Modelling interaction – Mathematical Modelling – Mathematics – TU Delft


Hello! In this video I will show you how to construct a system of differential equations for interacting populations. A client wants an aquarium with two kinds
of fish: rainbowfish and gouramis. The client insists on a kind of gourami that
is rather aggressive and sometimes eats rainbowfish. We are going to construct a model to simulate
what happens. Let me say immediately, that the numbers we
are going to use here are made up. We do not really know what would happen in
such an aquarium. So this is a purely speculative model. One of the advantages of mathematical modelling
is that no fish will be harmed by it. First, we will consider what happens with
the separate species. OK, let’s put the rainbowfish in this virtual
aquarium. The model for the population by itself is
this differential equation. You see that the aquarium is large enough
for a healthy population of 100 rainbowfish. As the client does not sell any fish, there
is no harvesting term. This is the graph of the solution: the population
grows logistically from 20 to 100 fish. The gourami are modelled to do less well by
themselves. We assume that without small fish to prey
on, their birth rate is lower than their death rate: the net growth rate g is minus a quarter. So without prey, the number of gouramis would
decrease exponentially from 5 to zero. Now we put the 5 gourami in the tank with
the 20 rainbowfish. Here are the equations.
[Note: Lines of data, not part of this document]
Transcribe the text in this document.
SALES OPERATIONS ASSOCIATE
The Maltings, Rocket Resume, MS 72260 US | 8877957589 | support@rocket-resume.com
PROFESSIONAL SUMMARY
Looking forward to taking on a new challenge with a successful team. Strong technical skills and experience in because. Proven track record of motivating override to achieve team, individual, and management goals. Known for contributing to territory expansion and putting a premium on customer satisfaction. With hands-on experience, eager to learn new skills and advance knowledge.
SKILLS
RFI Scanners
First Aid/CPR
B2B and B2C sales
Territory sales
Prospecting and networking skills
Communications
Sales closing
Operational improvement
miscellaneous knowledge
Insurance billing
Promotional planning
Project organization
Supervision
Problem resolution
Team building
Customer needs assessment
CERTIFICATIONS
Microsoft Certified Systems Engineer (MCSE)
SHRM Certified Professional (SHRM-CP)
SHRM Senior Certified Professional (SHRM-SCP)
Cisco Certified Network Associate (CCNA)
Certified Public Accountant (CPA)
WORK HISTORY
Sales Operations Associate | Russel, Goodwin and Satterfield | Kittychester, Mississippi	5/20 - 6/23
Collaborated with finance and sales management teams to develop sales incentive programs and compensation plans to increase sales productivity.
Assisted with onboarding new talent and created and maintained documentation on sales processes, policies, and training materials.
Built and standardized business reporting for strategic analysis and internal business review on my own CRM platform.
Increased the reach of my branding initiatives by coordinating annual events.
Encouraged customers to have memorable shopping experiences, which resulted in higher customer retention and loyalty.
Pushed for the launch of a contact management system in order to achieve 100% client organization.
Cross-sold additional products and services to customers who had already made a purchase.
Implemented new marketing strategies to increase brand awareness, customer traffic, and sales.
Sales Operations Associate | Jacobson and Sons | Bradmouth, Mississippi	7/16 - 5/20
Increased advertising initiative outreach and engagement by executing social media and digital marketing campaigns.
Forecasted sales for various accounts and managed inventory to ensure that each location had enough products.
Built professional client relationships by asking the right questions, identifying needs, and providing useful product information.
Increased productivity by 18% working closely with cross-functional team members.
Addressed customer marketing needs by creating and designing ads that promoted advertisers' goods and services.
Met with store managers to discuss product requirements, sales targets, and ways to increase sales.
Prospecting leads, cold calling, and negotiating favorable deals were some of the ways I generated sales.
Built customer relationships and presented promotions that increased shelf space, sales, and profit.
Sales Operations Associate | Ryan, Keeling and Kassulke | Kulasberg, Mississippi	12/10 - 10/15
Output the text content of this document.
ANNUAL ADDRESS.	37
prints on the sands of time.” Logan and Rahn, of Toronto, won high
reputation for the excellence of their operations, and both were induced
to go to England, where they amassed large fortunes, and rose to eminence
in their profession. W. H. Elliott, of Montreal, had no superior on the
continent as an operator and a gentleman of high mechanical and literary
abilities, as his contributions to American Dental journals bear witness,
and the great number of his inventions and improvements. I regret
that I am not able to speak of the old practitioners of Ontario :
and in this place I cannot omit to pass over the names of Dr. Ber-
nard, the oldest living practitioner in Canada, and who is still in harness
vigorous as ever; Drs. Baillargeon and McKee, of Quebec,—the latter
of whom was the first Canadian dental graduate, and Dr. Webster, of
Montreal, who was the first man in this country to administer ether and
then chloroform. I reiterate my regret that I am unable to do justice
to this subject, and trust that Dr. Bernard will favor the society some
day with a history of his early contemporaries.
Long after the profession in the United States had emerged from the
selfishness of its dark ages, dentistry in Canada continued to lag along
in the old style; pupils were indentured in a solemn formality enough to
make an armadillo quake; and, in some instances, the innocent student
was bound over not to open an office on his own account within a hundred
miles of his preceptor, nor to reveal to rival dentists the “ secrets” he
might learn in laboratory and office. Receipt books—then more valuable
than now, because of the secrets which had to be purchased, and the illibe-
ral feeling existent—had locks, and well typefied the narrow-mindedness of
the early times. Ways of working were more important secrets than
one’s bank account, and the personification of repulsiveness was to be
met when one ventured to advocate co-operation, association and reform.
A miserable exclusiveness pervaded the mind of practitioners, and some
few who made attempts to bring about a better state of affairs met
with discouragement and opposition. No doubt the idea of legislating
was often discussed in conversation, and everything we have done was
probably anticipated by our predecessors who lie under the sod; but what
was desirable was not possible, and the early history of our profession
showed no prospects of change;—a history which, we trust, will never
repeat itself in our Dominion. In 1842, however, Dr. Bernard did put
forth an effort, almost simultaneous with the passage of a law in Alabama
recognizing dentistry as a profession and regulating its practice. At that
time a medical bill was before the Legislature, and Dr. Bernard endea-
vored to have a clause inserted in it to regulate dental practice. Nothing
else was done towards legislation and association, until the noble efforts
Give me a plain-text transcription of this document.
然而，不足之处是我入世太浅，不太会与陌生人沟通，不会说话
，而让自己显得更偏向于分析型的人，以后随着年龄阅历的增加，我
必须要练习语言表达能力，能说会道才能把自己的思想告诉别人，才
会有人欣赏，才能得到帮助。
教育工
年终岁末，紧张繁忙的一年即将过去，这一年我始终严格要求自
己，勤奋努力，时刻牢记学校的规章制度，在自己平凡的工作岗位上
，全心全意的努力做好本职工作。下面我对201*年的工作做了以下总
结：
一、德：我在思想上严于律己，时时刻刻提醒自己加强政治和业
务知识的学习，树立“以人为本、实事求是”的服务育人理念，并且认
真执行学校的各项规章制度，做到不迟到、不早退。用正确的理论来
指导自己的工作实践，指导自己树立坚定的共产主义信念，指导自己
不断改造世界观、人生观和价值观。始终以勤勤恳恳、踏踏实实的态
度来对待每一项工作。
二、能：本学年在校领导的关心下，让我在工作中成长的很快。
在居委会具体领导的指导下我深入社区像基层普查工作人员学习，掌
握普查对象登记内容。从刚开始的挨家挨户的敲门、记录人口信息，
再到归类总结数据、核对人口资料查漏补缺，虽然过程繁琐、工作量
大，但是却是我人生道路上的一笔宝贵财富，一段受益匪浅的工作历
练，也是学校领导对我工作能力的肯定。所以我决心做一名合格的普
The gouramis will eat the rainbowfish, so a negative term has to be included in the equation for P. The gourami population will benefit from eating
the rainbowfish, so a positive term should be added
to the equation for G. For these interaction terms, we start simple: both terms are modelled as a constant times the product of P and G. Maybe this does the trick, and we can always
do another modelling cycle when it doesn’t. So what could be appropriate values for alpha
and beta? First we consider the alpha for the rainbowfish. Let us go back to the balance equation: how
does P change during a time interval of length Delta t? The first term is the limited growth term
without interaction. The second term is the interaction term. It describes the number of rainbowfish that
are eaten between time t and time t plus Delta t. So, if you leave out the Delta t: alpha times
P times G is the number of rainbowfish eaten per day. Let us take alpha equal to 4%. This means that each gourami eats 4% of the
rainbowfish per day. If there are 25 rainbowfish in the tank, and one gourami, the gourami would eat 1 rainbowfish a day. If there are 25 rainbowfish, five gouramis
would eat five times as many rainbowfish a day. So that scales as you would expect. Now back to 1 gourami. If we take a hundred rainbowfish, the gourami
supposedly gets more aggressive with all these rainbowfish invading its territory, and the
rainbowfish will be easier to catch, so the gourami now eats 4 rainbowfish per day. You see that when there are very many rainbowfish,
the model does not hold up: when there are 1000 rainbowfish, the poor gourami would have to eat 40 rainbowfish a day. So the conclusion is that when P is high this
model has to be improved. The capacity for our tank is only a hundred
rainbowfish, so we are probably safe. Now the equation for the gouramis. Here also we go back to the difference equation. The interaction term now describes the extra
growth in the number of gouramis, now that they have extra food. This growth could be caused by additional
eggs being hatched, or you could say that, because the gouramis have eaten the rainbowfish,
they die later. We set the value of beta at 0.008. You can interpret that as follows. Each gourami eats 4% of the rainbowfish each
day, and for every 5 rainbowfish that a gourami eats, one extra gourami is gained: 4% divided
by 5 equals 0.008. The two differential equations form a system. The equations are coupled: in the differential
equation for P, there is a term with G and vice versa. So the equations have to be solved together
as a system. In this video you have seen a simple predator-prey model, and how the interaction terms in it can be interpreted. In the course you will learn how to approximate
the solutions of systems numerically, and to determine the type of the equilibrium points.